The World Health Organization (WHO) Global Oral Health Programme’s Ending Childhood Dental Caries aims to curb the burden of early childhood caries (ECC), which affects children under the age of 6, with recommendations on prevention and control. The FDI World Dental Federation has announced its support of the manual.

Tooth decay is the single most prevalent noncommunicable disease in the world, FDI says. According to the 2017 Global Burden of Disease Study, more than 530 million children globally have dental caries in their primary teeth. ECC prevalence also is increasing rapidly in low- and middle-income countries. Access to dental care remains inequitable in many countries as well.

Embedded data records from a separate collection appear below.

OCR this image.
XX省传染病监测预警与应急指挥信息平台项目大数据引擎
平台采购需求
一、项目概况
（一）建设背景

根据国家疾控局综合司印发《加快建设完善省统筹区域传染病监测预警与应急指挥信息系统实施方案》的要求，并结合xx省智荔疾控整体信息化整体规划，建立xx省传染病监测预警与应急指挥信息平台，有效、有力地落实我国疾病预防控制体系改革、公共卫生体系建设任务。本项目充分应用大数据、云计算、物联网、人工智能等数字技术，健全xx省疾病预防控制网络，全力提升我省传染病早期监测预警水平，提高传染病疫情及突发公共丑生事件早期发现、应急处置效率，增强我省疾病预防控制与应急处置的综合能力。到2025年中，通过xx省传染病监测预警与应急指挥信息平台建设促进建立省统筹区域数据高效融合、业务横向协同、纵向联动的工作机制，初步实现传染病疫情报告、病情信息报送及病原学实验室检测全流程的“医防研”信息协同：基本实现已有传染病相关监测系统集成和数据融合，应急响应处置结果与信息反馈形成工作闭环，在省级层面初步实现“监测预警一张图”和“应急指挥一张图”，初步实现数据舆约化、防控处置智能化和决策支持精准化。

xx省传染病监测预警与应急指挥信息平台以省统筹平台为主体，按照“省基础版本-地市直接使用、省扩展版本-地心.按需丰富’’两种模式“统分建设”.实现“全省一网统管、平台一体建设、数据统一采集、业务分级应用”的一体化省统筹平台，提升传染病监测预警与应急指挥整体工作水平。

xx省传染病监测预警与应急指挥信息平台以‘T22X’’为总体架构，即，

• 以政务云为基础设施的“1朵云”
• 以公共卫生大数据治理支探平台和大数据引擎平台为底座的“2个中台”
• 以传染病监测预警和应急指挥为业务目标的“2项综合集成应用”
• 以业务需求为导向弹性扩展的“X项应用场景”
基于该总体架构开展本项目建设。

ECC can be prevented and controlled by changing personal behaviors and habits, working with families and caregivers, and finding public health solutions such as building health policies, creating supportive environments, and shifting health services toward universal health coverage, FDI says. Primary care teams including community health workers are key to successful ECC treatment and prevention programs, FDI adds. 

Ending Childhood Dental Caries is based on evidence from systematic reviews and WHO recommendations, especially on nutrition (including breastfeeding) and primary care worker programs. It is intended to inform and support policymakers, chief dental officers, and public health administrators in the development and implementation of plans for ECC prevention and control using the primary healthcare approach. 

The manual also may be used in training activities to help primary care teams:

  • Understand ECC as a public health problem
  • Recognize the essential risk factors for ECC, which include non-exclusive breastfeeding, free sugars consumption, and inadequate exposure to fluoride to prevent dental caries
  • Identify opportunities to prevent ECC and combat its causes

Despite improvements in oral disease prevention and treatment, problems persist, FDI says. Oral diseases can cause pain, anxiety, functional limitation, and social handicap through tooth loss. Global action to prevent dental caries is urgently needed from national leaders and the international public health community, FDI says.